The roundtable noted a significant increase in venture capital investment over the last seven years. This climate tech boom is frequently compared with the clean tech boom that ended in bust in 2005. However, there are clear differences, especially because industry incumbents show greater interest in adopting fresh solutions. This is due largely because of the increased societal and regulatory pressures to reduce carbon footprint across a wide range of industries. To make this new wave of climate tech ventures successful will require a supportive ecosystem. The roundtable identified three broad challenges: (i) patient funding models for climate tech ventures, (ii) new models of collaboration between start-ups and industry incumbents, and (iii) government and philanthropic initiatives catalysing new markets.

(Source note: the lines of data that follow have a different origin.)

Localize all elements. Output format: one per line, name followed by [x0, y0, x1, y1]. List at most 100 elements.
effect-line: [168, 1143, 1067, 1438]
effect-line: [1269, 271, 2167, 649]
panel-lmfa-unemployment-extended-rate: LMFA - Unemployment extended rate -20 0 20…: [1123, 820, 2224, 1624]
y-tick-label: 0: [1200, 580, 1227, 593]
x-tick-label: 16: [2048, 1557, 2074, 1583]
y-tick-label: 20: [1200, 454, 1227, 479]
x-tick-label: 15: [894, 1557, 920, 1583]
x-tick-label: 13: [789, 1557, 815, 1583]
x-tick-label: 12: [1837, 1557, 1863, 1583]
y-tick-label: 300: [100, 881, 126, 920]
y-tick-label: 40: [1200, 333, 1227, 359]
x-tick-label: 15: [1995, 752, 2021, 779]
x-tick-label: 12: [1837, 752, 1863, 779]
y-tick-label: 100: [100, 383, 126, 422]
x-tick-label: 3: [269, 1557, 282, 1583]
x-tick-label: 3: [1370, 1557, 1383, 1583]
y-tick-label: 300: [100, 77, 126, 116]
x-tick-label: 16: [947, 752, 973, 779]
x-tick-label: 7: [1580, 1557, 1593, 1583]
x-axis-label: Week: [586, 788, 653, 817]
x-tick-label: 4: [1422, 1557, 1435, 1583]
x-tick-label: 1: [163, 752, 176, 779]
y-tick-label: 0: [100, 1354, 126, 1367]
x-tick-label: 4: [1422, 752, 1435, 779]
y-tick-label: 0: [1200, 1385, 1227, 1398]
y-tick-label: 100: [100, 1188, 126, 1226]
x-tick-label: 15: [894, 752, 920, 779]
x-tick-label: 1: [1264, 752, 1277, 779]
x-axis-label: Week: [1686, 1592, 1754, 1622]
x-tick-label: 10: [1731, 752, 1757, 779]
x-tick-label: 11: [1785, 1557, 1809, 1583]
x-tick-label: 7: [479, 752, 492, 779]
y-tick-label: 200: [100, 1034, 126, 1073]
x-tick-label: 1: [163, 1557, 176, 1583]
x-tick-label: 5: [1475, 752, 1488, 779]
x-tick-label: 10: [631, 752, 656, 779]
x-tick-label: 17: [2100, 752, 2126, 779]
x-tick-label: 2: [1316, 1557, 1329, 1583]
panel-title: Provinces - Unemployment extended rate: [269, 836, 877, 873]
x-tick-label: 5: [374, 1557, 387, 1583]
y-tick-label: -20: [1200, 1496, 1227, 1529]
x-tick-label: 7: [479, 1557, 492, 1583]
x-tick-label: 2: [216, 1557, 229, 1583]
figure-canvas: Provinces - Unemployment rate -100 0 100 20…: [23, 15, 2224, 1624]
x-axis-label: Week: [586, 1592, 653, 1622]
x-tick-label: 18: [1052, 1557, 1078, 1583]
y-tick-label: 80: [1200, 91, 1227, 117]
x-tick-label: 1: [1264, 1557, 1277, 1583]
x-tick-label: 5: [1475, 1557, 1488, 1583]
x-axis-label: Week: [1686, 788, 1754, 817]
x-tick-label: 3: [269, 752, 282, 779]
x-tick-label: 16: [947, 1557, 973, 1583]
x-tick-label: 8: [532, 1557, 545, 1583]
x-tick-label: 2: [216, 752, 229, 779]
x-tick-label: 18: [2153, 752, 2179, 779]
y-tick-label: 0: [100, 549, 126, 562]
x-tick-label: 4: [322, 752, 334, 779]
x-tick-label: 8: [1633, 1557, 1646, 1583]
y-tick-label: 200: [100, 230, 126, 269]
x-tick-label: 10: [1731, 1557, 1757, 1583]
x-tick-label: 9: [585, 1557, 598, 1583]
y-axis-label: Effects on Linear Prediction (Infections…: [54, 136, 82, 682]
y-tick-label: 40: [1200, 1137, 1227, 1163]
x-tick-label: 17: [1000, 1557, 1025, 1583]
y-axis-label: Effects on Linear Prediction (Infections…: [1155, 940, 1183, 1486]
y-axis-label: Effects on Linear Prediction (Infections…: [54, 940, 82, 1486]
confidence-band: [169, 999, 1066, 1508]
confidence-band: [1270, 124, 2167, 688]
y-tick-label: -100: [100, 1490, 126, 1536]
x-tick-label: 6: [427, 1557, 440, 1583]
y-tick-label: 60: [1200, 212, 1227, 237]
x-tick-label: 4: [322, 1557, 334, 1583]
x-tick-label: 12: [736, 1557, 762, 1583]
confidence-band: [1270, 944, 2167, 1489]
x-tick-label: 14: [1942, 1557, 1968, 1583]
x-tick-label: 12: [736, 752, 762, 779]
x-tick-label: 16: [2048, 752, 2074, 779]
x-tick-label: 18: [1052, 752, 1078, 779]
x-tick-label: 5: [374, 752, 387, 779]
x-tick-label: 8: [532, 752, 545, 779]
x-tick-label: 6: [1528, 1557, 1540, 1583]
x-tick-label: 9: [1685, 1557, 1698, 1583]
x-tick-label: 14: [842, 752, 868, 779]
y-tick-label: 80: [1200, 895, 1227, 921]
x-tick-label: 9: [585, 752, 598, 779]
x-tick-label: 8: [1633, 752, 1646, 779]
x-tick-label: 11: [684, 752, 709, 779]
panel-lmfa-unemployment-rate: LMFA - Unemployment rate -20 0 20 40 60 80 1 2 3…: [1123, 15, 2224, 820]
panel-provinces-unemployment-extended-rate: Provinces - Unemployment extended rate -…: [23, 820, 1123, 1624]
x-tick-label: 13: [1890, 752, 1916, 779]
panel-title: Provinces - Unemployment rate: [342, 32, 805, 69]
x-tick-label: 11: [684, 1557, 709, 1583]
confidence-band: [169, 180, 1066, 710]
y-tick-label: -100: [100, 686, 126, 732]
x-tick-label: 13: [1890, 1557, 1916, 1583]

Concerning the need for new funding models, the roundtable participants noted that Climate Tech start-ups are often capital intensive and require more time to bring products to market. The process of de-risking such ventures is also different from other sectors, especially software. Developing hardware-based technologies requires multiple stages of piloting at increasingly larger plant sizes. Proving innovative technologies thus requires considerably more capital and time, challenging the traditional venture capital model. Investors are actively exploring alternative investment models, including lengthening fund investment horizons, and experimenting with several types of blended finance. This leads to a blurring of lines between purely commercial and impact-oriented venture investment models.
Concerning the collaboration between start-ups and industry incumbents, the roundtable noted that Climate Tech start-ups often cannot enter markets by themselves but rely on partnerships with industry incumbents. Established corporations also have a strategic interest in Climate Tech start-ups because they face increased pressures to act on decarbonization. Therefore, large corporations increasingly seek collaborations with start-ups to complement or improve their internal development capabilities. For this they can invest through traditional corporate venture capital initiatives. There are also novel investment models emerging. The roundtable examined one of them where an independent venture capital fund works with a consortium of non- competitive corporates. The venture fund scouts for strategically relevant investment opportunities, makes venture investments, and facilitates strategic partnerships between its investment companies and the established corporations in the consortium.
Concerning government initiatives, the roundtable noted that Climate Tech ecosystems are shaped not only by government regulation, but also by other government initiatives. In addition to the traditional support mechanisms, several governments are proactively fostering the development of new Climate Tech initiatives. They explicitly take a system’s change perspective and focus on supporting catalytic investments that aim to create new markets. Government procurement policies are another instrument for initiating change, as government agencies are often important early customers for Climate Tech ventures. Beyond government, some philanthropic initiatives are also actively promoting the development of Climate Tech ecosystems. One prominent approach is the use of competitions and prizes, to focus entrepreneurial attention on specific challenges within the broader climate crisis.
Overall, discussions around these challenges highlighted the need for intermediaries supporting collaboration. They can play a role translating expectations and connecting the different parties to build ecosystems. Moreover, there is a broader interest in finding new organizational structures to better facilitate the venture investments required to tackle the challenge of Climate Tech.